Publication: European Radiology, May 2022

Objectives

We aimed to develop and compare strategies that help optimize current prostate biopsy practice by identifying patients who may forgo concurrent systematic biopsy (SBx) in favor of MRI–targeted (TBx) alone.

Methods

Retrospective study on 745 patients who underwent combined MRI-TBx plus SBx. Primary outcome was the upgrade to clinically significant prostate cancer (csPCa; grade group ≥ 2) on SBx versus MRI-TBx.
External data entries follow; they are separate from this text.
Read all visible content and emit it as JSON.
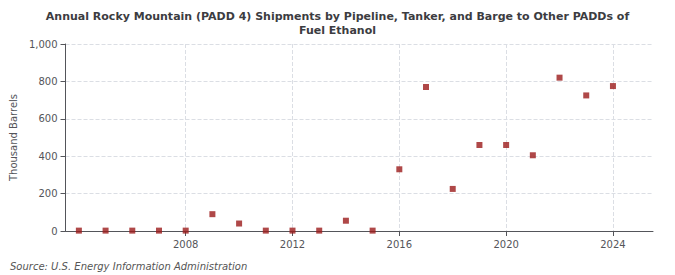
{
  "chart_data": {
    "type": "scatter",
    "title": "Annual Rocky Mountain (PADD 4) Shipments by Pipeline, Tanker, and Barge to Other PADDs of\nFuel Ethanol",
    "ylabel": "Thousand Barrels",
    "annotations": [
      "Source: U.S. Energy Information Administration"
    ],
    "x": [
      2004,
      2005,
      2006,
      2007,
      2008,
      2009,
      2010,
      2011,
      2012,
      2013,
      2014,
      2015,
      2016,
      2017,
      2018,
      2019,
      2020,
      2021,
      2022,
      2023,
      2024
    ],
    "values": [
      2,
      2,
      2,
      2,
      2,
      90,
      40,
      2,
      2,
      2,
      55,
      2,
      330,
      770,
      225,
      460,
      460,
      405,
      820,
      725,
      775
    ],
    "color": "#9b1a1a",
    "marker": "square",
    "xlim": [
      2003.5,
      2025.5
    ],
    "xticks": [
      2008,
      2012,
      2016,
      2020,
      2024
    ],
    "ylim": [
      0,
      1000
    ],
    "yticks": [
      0,
      200,
      400,
      600,
      800,
      {
        "value": 1000,
        "label": "1,000"
      }
    ],
    "grid": true
  }
}
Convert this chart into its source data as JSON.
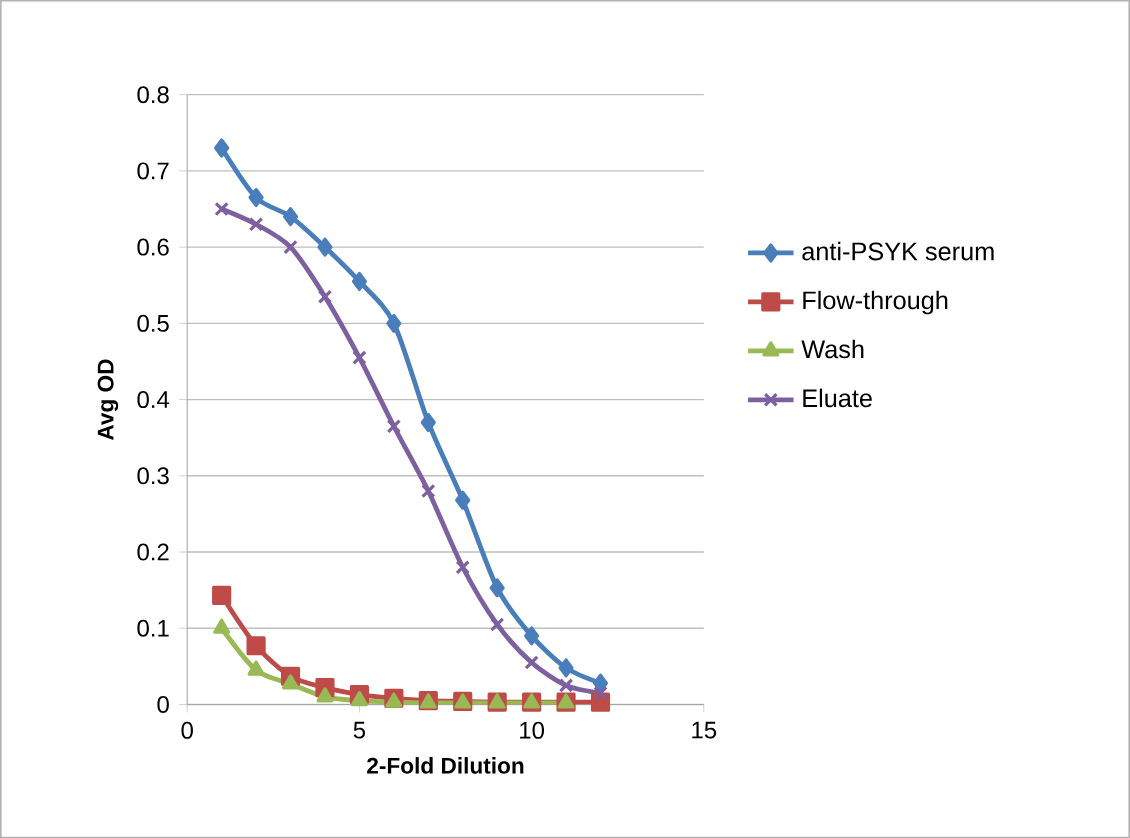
{
  "chart_data": {
    "type": "line",
    "xlabel": "2-Fold Dilution",
    "ylabel": "Avg OD",
    "xlim": [
      0,
      15
    ],
    "xticks": [
      0,
      5,
      10,
      15
    ],
    "ylim": [
      0,
      0.8
    ],
    "yticks": [
      0,
      0.1,
      0.2,
      0.3,
      0.4,
      0.5,
      0.6,
      0.7,
      0.8
    ],
    "grid": "y",
    "legend": "right",
    "series": [
      {
        "name": "anti-PSYK serum",
        "color": "#4a7ebb",
        "marker": "diamond",
        "x": [
          1,
          2,
          3,
          4,
          5,
          6,
          7,
          8,
          9,
          10,
          11,
          12
        ],
        "values": [
          0.73,
          0.665,
          0.64,
          0.6,
          0.555,
          0.5,
          0.37,
          0.268,
          0.153,
          0.09,
          0.048,
          0.028
        ]
      },
      {
        "name": "Flow-through",
        "color": "#be4b48",
        "marker": "square",
        "x": [
          1,
          2,
          3,
          4,
          5,
          6,
          7,
          8,
          9,
          10,
          11,
          12
        ],
        "values": [
          0.143,
          0.077,
          0.037,
          0.022,
          0.013,
          0.008,
          0.005,
          0.004,
          0.003,
          0.003,
          0.003,
          0.003
        ]
      },
      {
        "name": "Wash",
        "color": "#98b954",
        "marker": "triangle",
        "x": [
          1,
          2,
          3,
          4,
          5,
          6,
          7,
          8,
          9,
          10,
          11
        ],
        "values": [
          0.1,
          0.045,
          0.027,
          0.01,
          0.005,
          0.003,
          0.002,
          0.002,
          0.002,
          0.002,
          0.002
        ]
      },
      {
        "name": "Eluate",
        "color": "#7d60a0",
        "marker": "cross",
        "x": [
          1,
          2,
          3,
          4,
          5,
          6,
          7,
          8,
          9,
          10,
          11,
          12
        ],
        "values": [
          0.65,
          0.63,
          0.6,
          0.535,
          0.455,
          0.365,
          0.28,
          0.18,
          0.105,
          0.055,
          0.025,
          0.015
        ]
      }
    ]
  }
}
Variables (age, previous biopsy status, Prostate Imaging Reporting and Data System (PI-RADS) score, index lesion size/location, number of lesions, PSA, PSA density, prostate volume) associated with the primary outcome were identified by logistic regression and used for biopsy strategies. Clinical utility was assessed by decision curve analysis (DCA).

Results

SBx detected 47 (6%) additional men with csPCa. The risk of detecting csPCa uniquely on SBx was significantly lower in men with PI-RADS 5 (versus PI-RADS 3: OR 0.30, p = 0.03; versus PI-RADS 4: OR 0.33, p = 0.01), and previous negative biopsy (versus previous positive biopsy: OR 0.40, p = 0.007), and increased with age (per 10 years: OR 1.64, p = 0.016). No significant association was observed for other variables. DCA identified the following strategies as most useful: (a) avoid SBx in men with PI-RADS 5 and (b) additionally in those with previous negative biopsy, resulting in avoiding SBx in 201 (27%) and 429 (58%), while missing csPCa in 5 (1%) and 15 (2%) patients, respectively.

Conclusion

Not all men benefit equally from the combination of SBx and MRI-TBx. SBx avoidance in men with PI-RADS 5 and/or previous negative biopsy may reduce the risk of excess biopsies with a low risk of missing csPCa.